Immersive Storytelling
Helen has long been interested in moving storyworlds out of the box of a book or screen. Her thoughts on VR and storytelling can be read on LitHub here. Her explorations of alternative storytelling include creating a digital epilogue, or “epiblog” for her first novel Making It: A Novel of Madison Avenue, an e-book that ends with online links to content that tells readers, at a glance, what happens next for each character.
In her former life in advertising, she was the creator of an award winning ad blog AdBroad. Her posts about the day-to-day experience of being a copywriter can still be read here.

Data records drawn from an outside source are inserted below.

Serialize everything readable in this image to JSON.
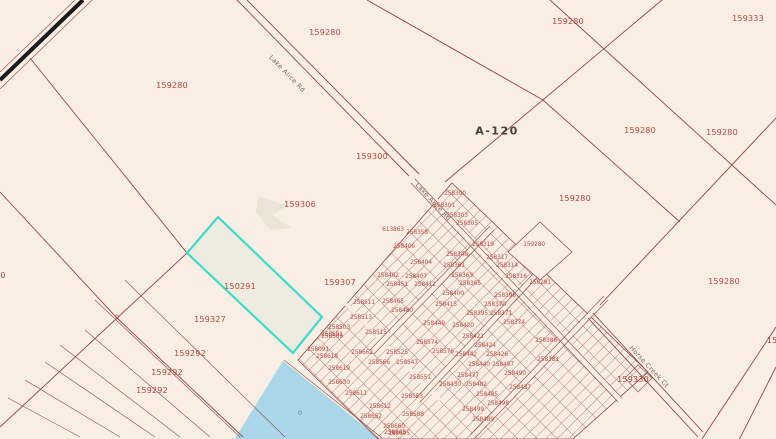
{
  "map": {
    "type": "cadastral-parcel-map",
    "selected_parcel_id": "150291",
    "section_label": "A-120",
    "colors": {
      "background": "#f8eee3",
      "parcel_line": "#8e4a45",
      "selection": "#3cdccb",
      "water": "#a9d6e8",
      "label": "#b5433c"
    },
    "labels": [
      {
        "t": "159280",
        "x": 172,
        "y": 86,
        "c": "parcel"
      },
      {
        "t": "159280",
        "x": 325,
        "y": 33,
        "c": "parcel"
      },
      {
        "t": "159280",
        "x": 568,
        "y": 22,
        "c": "parcel"
      },
      {
        "t": "159333",
        "x": 748,
        "y": 19,
        "c": "parcel"
      },
      {
        "t": "159280",
        "x": 640,
        "y": 131,
        "c": "parcel"
      },
      {
        "t": "159280",
        "x": 722,
        "y": 133,
        "c": "parcel"
      },
      {
        "t": "159280",
        "x": 575,
        "y": 199,
        "c": "parcel"
      },
      {
        "t": "159280",
        "x": 724,
        "y": 282,
        "c": "parcel"
      },
      {
        "t": "159300",
        "x": 372,
        "y": 157,
        "c": "parcel"
      },
      {
        "t": "159306",
        "x": 300,
        "y": 205,
        "c": "parcel"
      },
      {
        "t": "150291",
        "x": 240,
        "y": 287,
        "c": "parcel"
      },
      {
        "t": "159307",
        "x": 340,
        "y": 283,
        "c": "parcel"
      },
      {
        "t": "159327",
        "x": 210,
        "y": 320,
        "c": "parcel"
      },
      {
        "t": "159292",
        "x": 190,
        "y": 354,
        "c": "parcel"
      },
      {
        "t": "159292",
        "x": 167,
        "y": 373,
        "c": "parcel"
      },
      {
        "t": "159292",
        "x": 152,
        "y": 391,
        "c": "parcel"
      },
      {
        "t": "159330",
        "x": 633,
        "y": 380,
        "c": "parcel"
      },
      {
        "t": "159280",
        "x": 534,
        "y": 245,
        "c": "dense"
      },
      {
        "t": "0",
        "x": 3,
        "y": 276,
        "c": "parcel"
      },
      {
        "t": "0",
        "x": 117,
        "y": 318,
        "c": "zero"
      },
      {
        "t": "0",
        "x": 300,
        "y": 413,
        "c": "water-label"
      },
      {
        "t": "15",
        "x": 772,
        "y": 341,
        "c": "parcel"
      },
      {
        "t": "A-120",
        "x": 497,
        "y": 131,
        "c": "section"
      },
      {
        "t": "Lake Alice Rd",
        "x": 287,
        "y": 74,
        "c": "road",
        "rot": 46
      },
      {
        "t": "Lake Alice Rd",
        "x": 433,
        "y": 202,
        "c": "road",
        "rot": 47
      },
      {
        "t": "Horse Creek Ct",
        "x": 649,
        "y": 367,
        "c": "road",
        "rot": 47
      },
      {
        "t": "613863",
        "x": 393,
        "y": 230,
        "c": "dense"
      },
      {
        "t": "258358",
        "x": 417,
        "y": 233,
        "c": "dense"
      },
      {
        "t": "258406",
        "x": 404,
        "y": 247,
        "c": "dense"
      },
      {
        "t": "258404",
        "x": 421,
        "y": 263,
        "c": "dense"
      },
      {
        "t": "258402",
        "x": 388,
        "y": 276,
        "c": "dense"
      },
      {
        "t": "258407",
        "x": 416,
        "y": 277,
        "c": "dense"
      },
      {
        "t": "258451",
        "x": 397,
        "y": 285,
        "c": "dense"
      },
      {
        "t": "258412",
        "x": 425,
        "y": 285,
        "c": "dense"
      },
      {
        "t": "258465",
        "x": 393,
        "y": 302,
        "c": "dense"
      },
      {
        "t": "258480",
        "x": 402,
        "y": 311,
        "c": "dense"
      },
      {
        "t": "258415",
        "x": 446,
        "y": 305,
        "c": "dense"
      },
      {
        "t": "258449",
        "x": 434,
        "y": 324,
        "c": "dense"
      },
      {
        "t": "258400",
        "x": 453,
        "y": 294,
        "c": "dense"
      },
      {
        "t": "258361",
        "x": 454,
        "y": 266,
        "c": "dense"
      },
      {
        "t": "258363",
        "x": 462,
        "y": 276,
        "c": "dense"
      },
      {
        "t": "258365",
        "x": 470,
        "y": 284,
        "c": "dense"
      },
      {
        "t": "258348",
        "x": 457,
        "y": 255,
        "c": "dense"
      },
      {
        "t": "258319",
        "x": 483,
        "y": 245,
        "c": "dense"
      },
      {
        "t": "258317",
        "x": 497,
        "y": 258,
        "c": "dense"
      },
      {
        "t": "258314",
        "x": 507,
        "y": 266,
        "c": "dense"
      },
      {
        "t": "258316",
        "x": 516,
        "y": 277,
        "c": "dense"
      },
      {
        "t": "258281",
        "x": 540,
        "y": 283,
        "c": "dense"
      },
      {
        "t": "258398",
        "x": 505,
        "y": 296,
        "c": "dense"
      },
      {
        "t": "258370",
        "x": 495,
        "y": 305,
        "c": "dense"
      },
      {
        "t": "258395",
        "x": 477,
        "y": 314,
        "c": "dense"
      },
      {
        "t": "258371",
        "x": 501,
        "y": 314,
        "c": "dense"
      },
      {
        "t": "258374",
        "x": 514,
        "y": 323,
        "c": "dense"
      },
      {
        "t": "258420",
        "x": 463,
        "y": 326,
        "c": "dense"
      },
      {
        "t": "258300",
        "x": 455,
        "y": 194,
        "c": "dense"
      },
      {
        "t": "258301",
        "x": 444,
        "y": 206,
        "c": "dense"
      },
      {
        "t": "258303",
        "x": 457,
        "y": 216,
        "c": "dense"
      },
      {
        "t": "258305",
        "x": 467,
        "y": 224,
        "c": "dense"
      },
      {
        "t": "258511",
        "x": 364,
        "y": 303,
        "c": "dense"
      },
      {
        "t": "258513",
        "x": 361,
        "y": 318,
        "c": "dense"
      },
      {
        "t": "258503",
        "x": 339,
        "y": 328,
        "c": "dense"
      },
      {
        "t": "258509",
        "x": 332,
        "y": 337,
        "c": "dense"
      },
      {
        "t": "258515",
        "x": 376,
        "y": 333,
        "c": "dense"
      },
      {
        "t": "258591",
        "x": 332,
        "y": 335,
        "c": "dense"
      },
      {
        "t": "258091",
        "x": 318,
        "y": 350,
        "c": "dense"
      },
      {
        "t": "258618",
        "x": 327,
        "y": 357,
        "c": "dense"
      },
      {
        "t": "258619",
        "x": 339,
        "y": 369,
        "c": "dense"
      },
      {
        "t": "258630",
        "x": 339,
        "y": 383,
        "c": "dense"
      },
      {
        "t": "258611",
        "x": 356,
        "y": 394,
        "c": "dense"
      },
      {
        "t": "258612",
        "x": 380,
        "y": 407,
        "c": "dense"
      },
      {
        "t": "258652",
        "x": 371,
        "y": 417,
        "c": "dense"
      },
      {
        "t": "258660",
        "x": 394,
        "y": 427,
        "c": "dense"
      },
      {
        "t": "258665",
        "x": 395,
        "y": 433,
        "c": "dense"
      },
      {
        "t": "258662",
        "x": 362,
        "y": 353,
        "c": "dense"
      },
      {
        "t": "258525",
        "x": 397,
        "y": 353,
        "c": "dense"
      },
      {
        "t": "258566",
        "x": 379,
        "y": 363,
        "c": "dense"
      },
      {
        "t": "258547",
        "x": 407,
        "y": 363,
        "c": "dense"
      },
      {
        "t": "258551",
        "x": 420,
        "y": 378,
        "c": "dense"
      },
      {
        "t": "258553",
        "x": 412,
        "y": 397,
        "c": "dense"
      },
      {
        "t": "258588",
        "x": 413,
        "y": 415,
        "c": "dense"
      },
      {
        "t": "258605",
        "x": 399,
        "y": 434,
        "c": "dense"
      },
      {
        "t": "258574",
        "x": 427,
        "y": 343,
        "c": "dense"
      },
      {
        "t": "258576",
        "x": 443,
        "y": 352,
        "c": "dense"
      },
      {
        "t": "258421",
        "x": 473,
        "y": 337,
        "c": "dense"
      },
      {
        "t": "258424",
        "x": 485,
        "y": 346,
        "c": "dense"
      },
      {
        "t": "258442",
        "x": 466,
        "y": 355,
        "c": "dense"
      },
      {
        "t": "258426",
        "x": 497,
        "y": 355,
        "c": "dense"
      },
      {
        "t": "258440",
        "x": 479,
        "y": 365,
        "c": "dense"
      },
      {
        "t": "258497",
        "x": 503,
        "y": 365,
        "c": "dense"
      },
      {
        "t": "258477",
        "x": 468,
        "y": 376,
        "c": "dense"
      },
      {
        "t": "258490",
        "x": 515,
        "y": 374,
        "c": "dense"
      },
      {
        "t": "258430",
        "x": 450,
        "y": 385,
        "c": "dense"
      },
      {
        "t": "258482",
        "x": 476,
        "y": 385,
        "c": "dense"
      },
      {
        "t": "258437",
        "x": 520,
        "y": 388,
        "c": "dense"
      },
      {
        "t": "258485",
        "x": 487,
        "y": 395,
        "c": "dense"
      },
      {
        "t": "258498",
        "x": 498,
        "y": 404,
        "c": "dense"
      },
      {
        "t": "258499",
        "x": 473,
        "y": 410,
        "c": "dense"
      },
      {
        "t": "258489",
        "x": 483,
        "y": 420,
        "c": "dense"
      },
      {
        "t": "258386",
        "x": 546,
        "y": 341,
        "c": "dense"
      },
      {
        "t": "258381",
        "x": 548,
        "y": 360,
        "c": "dense"
      }
    ]
  }
}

She is also author of the acclaimed Twitter handle @BettyDraper. Her channeling Mad Men characters to another platform was unofficial, but recognized by AMC and earned her invitations to speak at conferences including South by Southwest, Digital Hollywood and International STORYWORLD. Her experiments in 21st century storytelling have been cited in several books on new media entertainment, including:

Mad Men Unzipped: Fans on Sex, Love, and the Sixties on TV
By Karen E. Dill-Shackleford, Cynthia Vinney, Jerri Lynn Hogg, Kristin Hopper-Losenicky, University of Iowa Press, 2015

Helen continues to explore fresh approaches to digital storytelling and promotion. In a doubly meta publicity play, the protagonist of her new novel What Was Mine (Lucy Wakefield) interacts with Roger Morse, the protagonist of Rick Moody’s novel, Hotels of North America by contributing a post to a hotel review site that is ostensibly created by Morse, but is in fact, promotion for Moody’s novel by Little, Brown and Company.